Das häusliche Arbeitszimmer und der Fiskus

Immer mehr Arbeitnehmer/innen arbeiten per Home-Office und haben ein häusliches Arbeitszimmer. Kein Wunder also, dass sich viele immer wieder die Frage stellen, wann die Kosten für ein solches Arbeitszimmer absetzbar sind und wann nicht. Der Bundesfinanzhof hat im letzten Jahr dazu mit einem Urteil für mehr Klarheit gesorgt.

Symbolfoto

Region. Grundsätzlich, so wird in einem Schreiben des Bundesfinanzministeriums (BMF, März 2011) klargestellt, dürfen Aufwendungen für ein häusliches Arbeitszimmer nicht als Betriebsausgaben oder Werbungskosten abgezogen werden.
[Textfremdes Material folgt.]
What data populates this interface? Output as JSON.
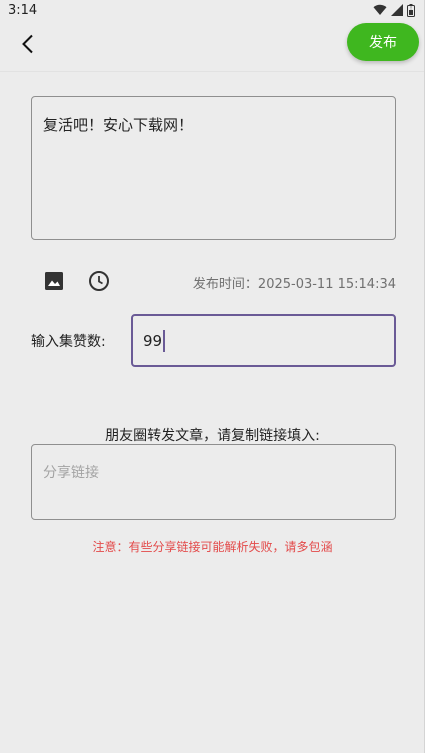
{
  "status_bar": {
    "time": "3:14",
    "icons": [
      "wifi-icon",
      "signal-icon",
      "battery-icon"
    ]
  },
  "app_bar": {
    "back_icon": "back-arrow-icon",
    "publish_label": "发布",
    "accent_color": "#3fb71f"
  },
  "content": {
    "text": "复活吧！安心下载网！"
  },
  "tools": {
    "icons": [
      "image-icon",
      "clock-icon"
    ],
    "publish_time_label": "发布时间：",
    "publish_time_value": "2025-03-11 15:14:34"
  },
  "likes": {
    "label": "输入集赞数:",
    "value": "99"
  },
  "share": {
    "title": "朋友圈转发文章，请复制链接填入:",
    "placeholder": "分享链接"
  },
  "notice": {
    "text": "注意：有些分享链接可能解析失败，请多包涵",
    "color": "#e34a4a"
  }
}
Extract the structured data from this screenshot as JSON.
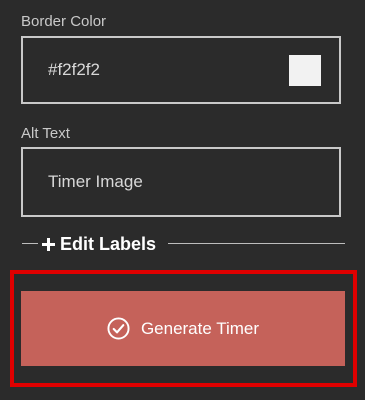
{
  "border_color": {
    "label": "Border Color",
    "value": "#f2f2f2",
    "swatch_color": "#f2f2f2"
  },
  "alt_text": {
    "label": "Alt Text",
    "value": "Timer Image"
  },
  "edit_labels": {
    "label": "Edit Labels",
    "icon": "plus-icon"
  },
  "generate": {
    "label": "Generate Timer",
    "icon": "check-circle-icon",
    "color": "#c5625a",
    "highlight_color": "#e00000"
  }
}
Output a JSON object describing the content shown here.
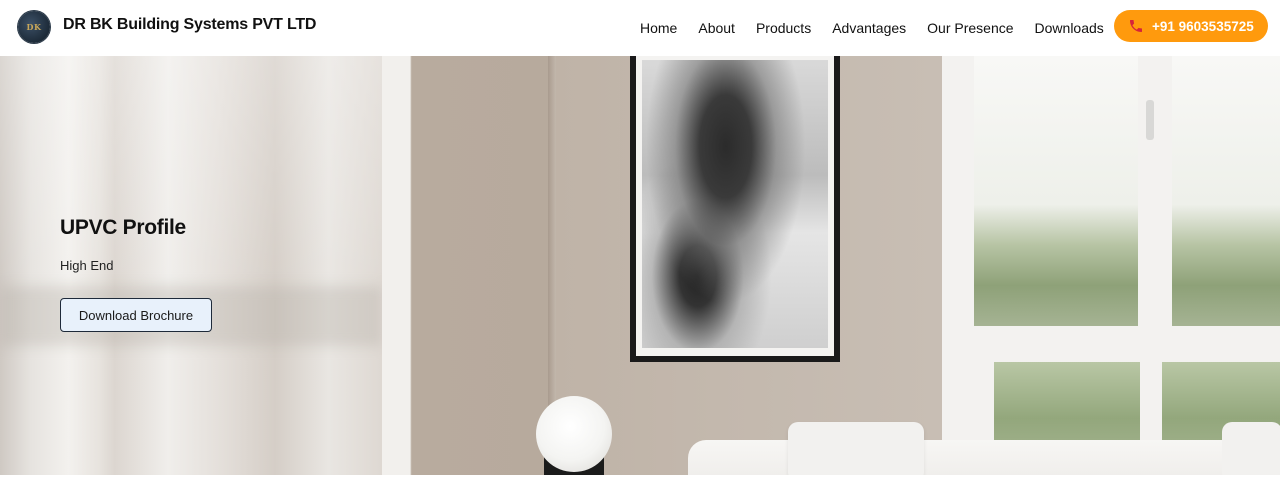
{
  "navbar": {
    "brand": "DR BK Building Systems PVT LTD",
    "logo_text": "DK",
    "links": [
      "Home",
      "About",
      "Products",
      "Advantages",
      "Our Presence",
      "Downloads"
    ],
    "call_label": "+91 9603535725",
    "call_icon": "phone-icon",
    "accent": "#ff9a0d"
  },
  "hero": {
    "title": "UPVC Profile",
    "subtitle": "High End",
    "button_label": "Download Brochure",
    "button_bg": "#e8f1fb"
  }
}
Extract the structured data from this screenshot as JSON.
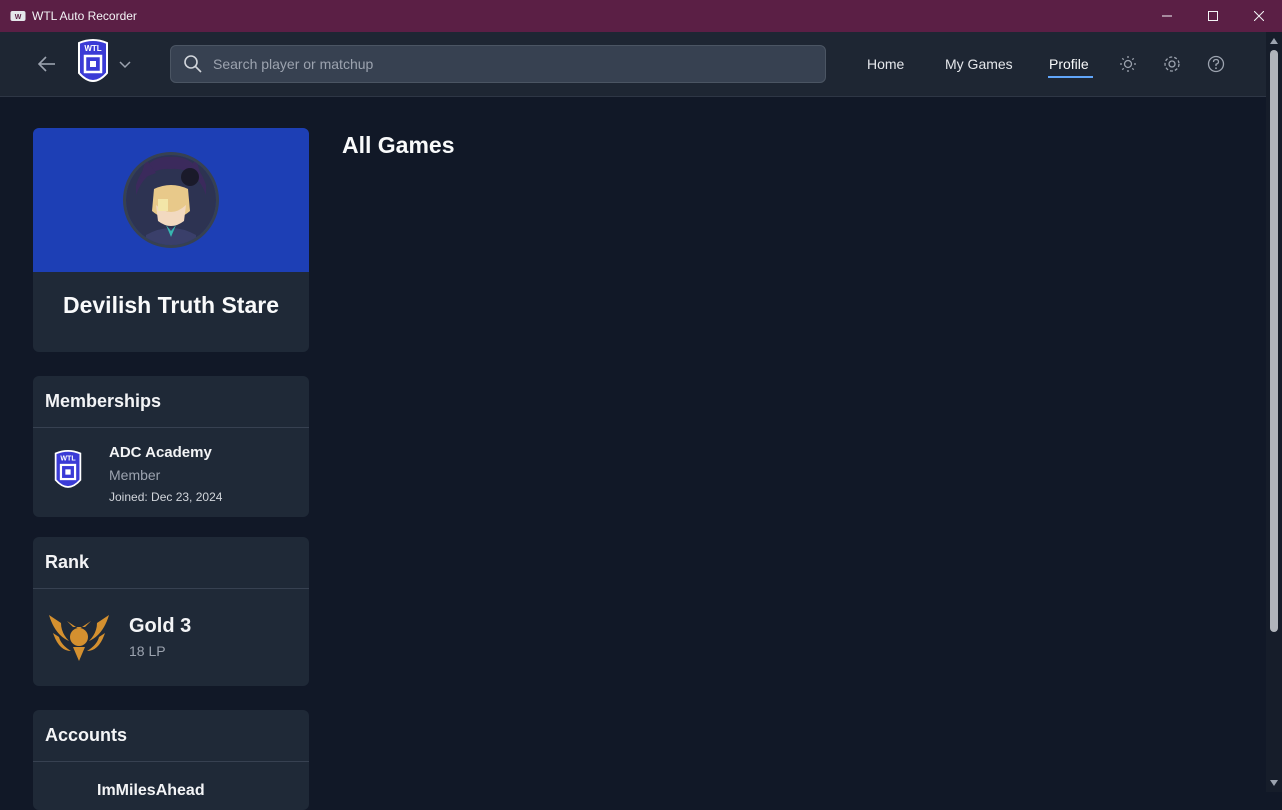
{
  "window": {
    "title": "WTL Auto Recorder",
    "controls": [
      "minimize",
      "maximize",
      "close"
    ]
  },
  "navbar": {
    "search_placeholder": "Search player or matchup",
    "links": [
      {
        "label": "Home",
        "active": false
      },
      {
        "label": "My Games",
        "active": false
      },
      {
        "label": "Profile",
        "active": true
      }
    ],
    "logo_text": "WTL",
    "icons": [
      "back-arrow-icon",
      "chevron-down-icon",
      "search-icon",
      "sun-icon",
      "gear-icon",
      "help-icon"
    ]
  },
  "profile": {
    "name": "Devilish Truth Stare",
    "banner_color": "#1d3fb5"
  },
  "memberships": {
    "title": "Memberships",
    "items": [
      {
        "name": "ADC Academy",
        "role": "Member",
        "joined": "Joined: Dec 23, 2024"
      }
    ]
  },
  "rank": {
    "title": "Rank",
    "tier": "Gold 3",
    "lp": "18 LP",
    "emblem_color": "#d4902f"
  },
  "accounts": {
    "title": "Accounts",
    "items": [
      {
        "name": "ImMilesAhead"
      }
    ]
  },
  "main": {
    "title": "All Games"
  },
  "colors": {
    "titlebar": "#5b1f45",
    "navbar": "#1e2633",
    "background": "#111827",
    "card": "#1f2937",
    "accent": "#60a5fa",
    "logo": "#3b3bd6"
  }
}
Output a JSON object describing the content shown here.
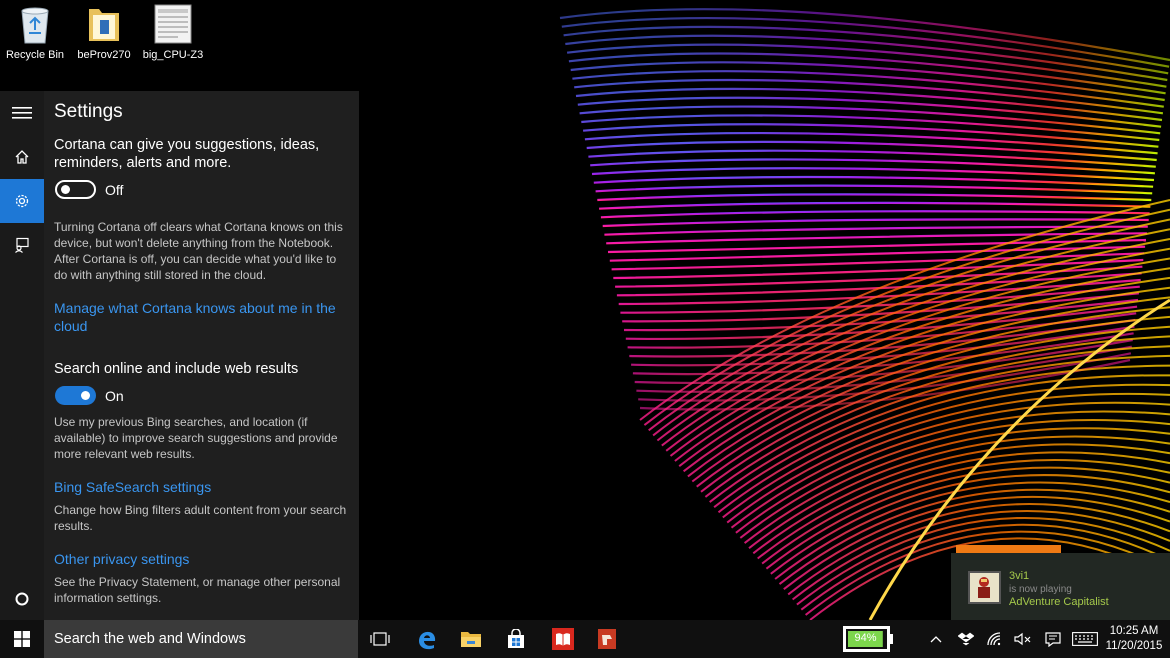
{
  "desktop": {
    "icons": [
      {
        "label": "Recycle Bin",
        "icon": "recycle-bin-icon"
      },
      {
        "label": "beProv270",
        "icon": "folder-icon"
      },
      {
        "label": "big_CPU-Z3",
        "icon": "image-file-icon"
      }
    ]
  },
  "cortana": {
    "title": "Settings",
    "rail": {
      "menu_icon": "hamburger-menu-icon",
      "home_icon": "home-icon",
      "settings_icon": "gear-icon",
      "feedback_icon": "feedback-icon",
      "cortana_icon": "cortana-circle-icon"
    },
    "suggestions_heading": "Cortana can give you suggestions, ideas, reminders, alerts and more.",
    "suggestions_toggle_label": "Off",
    "suggestions_toggle_state": false,
    "suggestions_desc": "Turning Cortana off clears what Cortana knows on this device, but won't delete anything from the Notebook. After Cortana is off, you can decide what you'd like to do with anything still stored in the cloud.",
    "manage_link": "Manage what Cortana knows about me in the cloud",
    "web_heading": "Search online and include web results",
    "web_toggle_label": "On",
    "web_toggle_state": true,
    "web_desc": "Use my previous Bing searches, and location (if available) to improve search suggestions and provide more relevant web results.",
    "safesearch_link": "Bing SafeSearch settings",
    "safesearch_desc": "Change how Bing filters adult content from your search results.",
    "privacy_link": "Other privacy settings",
    "privacy_desc": "See the Privacy Statement, or manage other personal information settings."
  },
  "taskbar": {
    "search_placeholder": "Search the web and Windows",
    "apps": [
      "task-view-icon",
      "edge-icon",
      "file-explorer-icon",
      "store-icon",
      "reader-icon",
      "app-icon"
    ],
    "battery_percent": "94%",
    "battery_level": 0.94,
    "time": "10:25 AM",
    "date": "11/20/2015"
  },
  "notification": {
    "user": "3vi1",
    "status": "is now playing",
    "game": "AdVenture Capitalist"
  },
  "colors": {
    "accent": "#1e78d6",
    "link": "#3a96f0",
    "notif_orange": "#f07a14",
    "notif_green": "#a5c94b"
  }
}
Aber: keine Regel ohne Ausnahme. Unter bestimmten Voraussetzungen dürfen die entsprechenden Ausgaben unbeschränkt abgezogen werden.

Ein häusliches Arbeitszimmer ist in der Regel steuerlich relevant, wenn es gemäß seiner Lage, Funktion und Ausstattung in die häusliche Sphäre des Steuerpflichtigen eingebunden ist. Es muss nahezu ausschließlich, das heißt zu circa 90 Prozent, der Erledigung gedanklicher, schriftlicher, verwaltungstechnischer oder organisatorischer Arbeiten dienen. Aber auch bei künstlerischer oder schriftstellerischer Tätigkeit kann es sich um eine anerkennungsfähige Nutzung handeln. Und die Definition bezieht sich nicht zwangsläufig nur auf Wohnräume. Es könnte auch ein Keller sein, zum Beispiel für einen übenden Musiker, oder eine Mansarde, wenn die Räumlichkeiten aufgrund der unmittelbaren Nähe mit den privaten Wohnräumen als Wohneinheit verbunden sind. Lange Zeit war es streitig, ob eine betriebliche/berufliche Nutzung von mehr als 90 Prozent Voraussetzung für das Vorliegen eines häuslichen Arbeitszimmers ist und ob die Aufwendungen bei einer gemischten Nutzung aufgeteilt und anteilig steuerlich berücksichtigt werden können. Diese Frage hat der große Senat des Bundesfinanzhofes (BFH) im Jahr 2016 entschieden und einen Abzug der Mischaufwendungen ausgeschlossen.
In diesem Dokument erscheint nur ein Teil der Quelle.